Several groups have explored the mechanisms underlying loss of hormone receptor expression in endometrial cancer, with the goal of identifying new therapeutic targets that can restore functional hormone receptor expression and thereby sensitivity to hormonal therapy. Work by our group and others identified epigenetic silencing of PR as one such mechanism by which the cancer cells repress expression of PR.11,18,34–36 Moreover, we found that treatment of endometrial cancer cells in vitro with a histone deacetylase inhibitor induced upregulation of PR messenger (m)RNA.18 This led to restored PR protein expression within 24 hours and sustained expression for 72 hours. PR expression persisted even in the presence of progesterone, and the re-expressed receptor was found to be functional, as evidenced by localization to the nucleus and arrest in G1. Thus, epigenetic modulation is one strategy to restore functional PR expression and shows promise for future hormonal treatment of endometrial cancer.

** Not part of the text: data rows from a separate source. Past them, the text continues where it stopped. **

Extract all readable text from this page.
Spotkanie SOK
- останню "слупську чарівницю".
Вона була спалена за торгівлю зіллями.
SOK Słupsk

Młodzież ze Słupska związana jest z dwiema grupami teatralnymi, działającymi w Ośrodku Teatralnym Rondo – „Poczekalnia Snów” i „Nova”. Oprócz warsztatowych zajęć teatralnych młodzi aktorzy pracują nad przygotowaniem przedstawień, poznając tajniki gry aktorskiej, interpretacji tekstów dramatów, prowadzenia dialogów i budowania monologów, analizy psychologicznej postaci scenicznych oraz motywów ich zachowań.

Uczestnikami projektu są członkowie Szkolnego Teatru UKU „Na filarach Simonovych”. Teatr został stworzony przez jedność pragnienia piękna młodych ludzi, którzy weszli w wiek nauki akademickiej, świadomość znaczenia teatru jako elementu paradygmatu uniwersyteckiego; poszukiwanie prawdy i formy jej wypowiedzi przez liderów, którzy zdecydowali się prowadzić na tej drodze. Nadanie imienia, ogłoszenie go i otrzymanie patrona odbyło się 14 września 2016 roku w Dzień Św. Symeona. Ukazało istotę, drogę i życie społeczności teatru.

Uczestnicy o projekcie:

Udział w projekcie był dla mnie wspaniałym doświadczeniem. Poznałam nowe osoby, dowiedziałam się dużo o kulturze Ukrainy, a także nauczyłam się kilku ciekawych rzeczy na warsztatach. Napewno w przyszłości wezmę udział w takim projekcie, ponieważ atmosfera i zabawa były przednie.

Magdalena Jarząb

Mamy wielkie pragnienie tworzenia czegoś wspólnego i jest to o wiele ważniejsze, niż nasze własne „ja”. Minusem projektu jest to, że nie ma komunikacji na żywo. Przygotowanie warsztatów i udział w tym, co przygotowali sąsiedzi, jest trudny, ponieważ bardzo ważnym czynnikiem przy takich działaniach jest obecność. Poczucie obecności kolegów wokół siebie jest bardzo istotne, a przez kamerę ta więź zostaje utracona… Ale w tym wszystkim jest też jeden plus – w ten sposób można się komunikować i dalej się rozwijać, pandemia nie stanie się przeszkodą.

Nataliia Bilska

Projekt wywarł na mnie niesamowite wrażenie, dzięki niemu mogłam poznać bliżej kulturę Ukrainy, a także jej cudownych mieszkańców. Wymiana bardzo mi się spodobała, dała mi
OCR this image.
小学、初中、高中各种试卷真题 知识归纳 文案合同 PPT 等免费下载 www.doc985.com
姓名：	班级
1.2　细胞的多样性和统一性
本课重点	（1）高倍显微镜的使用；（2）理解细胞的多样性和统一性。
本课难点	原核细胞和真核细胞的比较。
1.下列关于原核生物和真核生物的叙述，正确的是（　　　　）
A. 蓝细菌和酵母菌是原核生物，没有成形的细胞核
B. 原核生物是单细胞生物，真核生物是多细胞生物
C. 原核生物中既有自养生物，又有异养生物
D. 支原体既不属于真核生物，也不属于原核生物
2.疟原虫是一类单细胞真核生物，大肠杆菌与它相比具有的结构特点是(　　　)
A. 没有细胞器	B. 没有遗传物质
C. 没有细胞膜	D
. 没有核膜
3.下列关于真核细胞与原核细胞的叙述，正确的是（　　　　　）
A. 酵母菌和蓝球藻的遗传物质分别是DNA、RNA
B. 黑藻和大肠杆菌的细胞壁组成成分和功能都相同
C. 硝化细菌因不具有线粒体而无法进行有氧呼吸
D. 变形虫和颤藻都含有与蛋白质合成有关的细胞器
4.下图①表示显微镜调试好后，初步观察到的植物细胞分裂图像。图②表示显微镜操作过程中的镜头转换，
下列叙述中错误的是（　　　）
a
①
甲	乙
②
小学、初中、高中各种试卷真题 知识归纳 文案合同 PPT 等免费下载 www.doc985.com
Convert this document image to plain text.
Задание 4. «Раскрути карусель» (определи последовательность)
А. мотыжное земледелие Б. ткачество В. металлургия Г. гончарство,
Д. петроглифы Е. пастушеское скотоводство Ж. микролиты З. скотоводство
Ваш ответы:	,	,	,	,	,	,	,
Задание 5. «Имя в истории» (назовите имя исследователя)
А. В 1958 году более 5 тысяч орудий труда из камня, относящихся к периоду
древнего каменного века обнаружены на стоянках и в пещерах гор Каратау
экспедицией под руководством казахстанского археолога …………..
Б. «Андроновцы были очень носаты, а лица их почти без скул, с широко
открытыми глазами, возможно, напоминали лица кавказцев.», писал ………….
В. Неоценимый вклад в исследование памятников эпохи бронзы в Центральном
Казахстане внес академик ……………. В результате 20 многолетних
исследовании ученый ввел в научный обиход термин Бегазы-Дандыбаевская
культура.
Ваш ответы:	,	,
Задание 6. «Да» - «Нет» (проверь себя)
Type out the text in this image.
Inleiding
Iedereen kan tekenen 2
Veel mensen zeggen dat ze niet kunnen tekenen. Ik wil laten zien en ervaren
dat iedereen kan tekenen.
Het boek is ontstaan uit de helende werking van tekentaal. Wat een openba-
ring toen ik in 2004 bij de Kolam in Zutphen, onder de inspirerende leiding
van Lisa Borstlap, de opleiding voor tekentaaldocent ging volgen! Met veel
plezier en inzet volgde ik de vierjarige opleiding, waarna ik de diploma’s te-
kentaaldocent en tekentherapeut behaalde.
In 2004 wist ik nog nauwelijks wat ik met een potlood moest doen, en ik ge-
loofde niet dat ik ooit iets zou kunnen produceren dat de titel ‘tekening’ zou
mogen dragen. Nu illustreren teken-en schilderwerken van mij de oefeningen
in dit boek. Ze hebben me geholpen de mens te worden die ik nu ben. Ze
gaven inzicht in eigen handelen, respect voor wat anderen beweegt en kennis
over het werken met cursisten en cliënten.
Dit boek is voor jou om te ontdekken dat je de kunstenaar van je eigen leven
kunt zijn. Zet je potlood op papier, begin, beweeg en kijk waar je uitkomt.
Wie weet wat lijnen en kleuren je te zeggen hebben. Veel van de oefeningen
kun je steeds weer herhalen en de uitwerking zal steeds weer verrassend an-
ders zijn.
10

Another approach is to harness the technology of gene therapy. In proof-of-concept studies using a xenograft model of endometrial cancer, adenoviral-mediated expression of PR sensitized tumors to progestin therapy.37

Conclusion

Recurrent endometrial cancer is a complicated disease with a poor prognosis. In general, it can be treated with many modalities, including radiation therapy, chemotherapy, and surgery. None of these treatments are without significant side effects, and caution should be exercised when making therapeutic decisions. Hormonal therapy offers a tolerable and effective treatment for recurrent endometrial cancer. Patients should be carefully selected based on hormone receptor expression. Indeed, recent work using the Cancer Genome Atlas data set has challenged the traditional classification of endometrial cancers into “type I” and “type II”, by reclassifying tumors into multiplatform subtypes based on mRNA expression, somatic copy number alterations, microsatellite instability, and somatic nucleotide substitutions.38 Tumors in the “low copy-number” cluster are typically hormone receptor-positive, whereas “high copy-number” tumors are devoid of ER and PR expression. While the future of cancer treatment is likely to lie in personalized medicine, the incorporation of genomic or proteomic profiling for individual patient tumors is still not routine in clinical practice. Selection of patients based on hormone receptor expression is a first step. In the future, with continued advances in epigenetic modulators and other agents, even tumors devoid of hormone receptors may be treated using molecularly enhanced hormonal therapy to boost hormone receptor expression.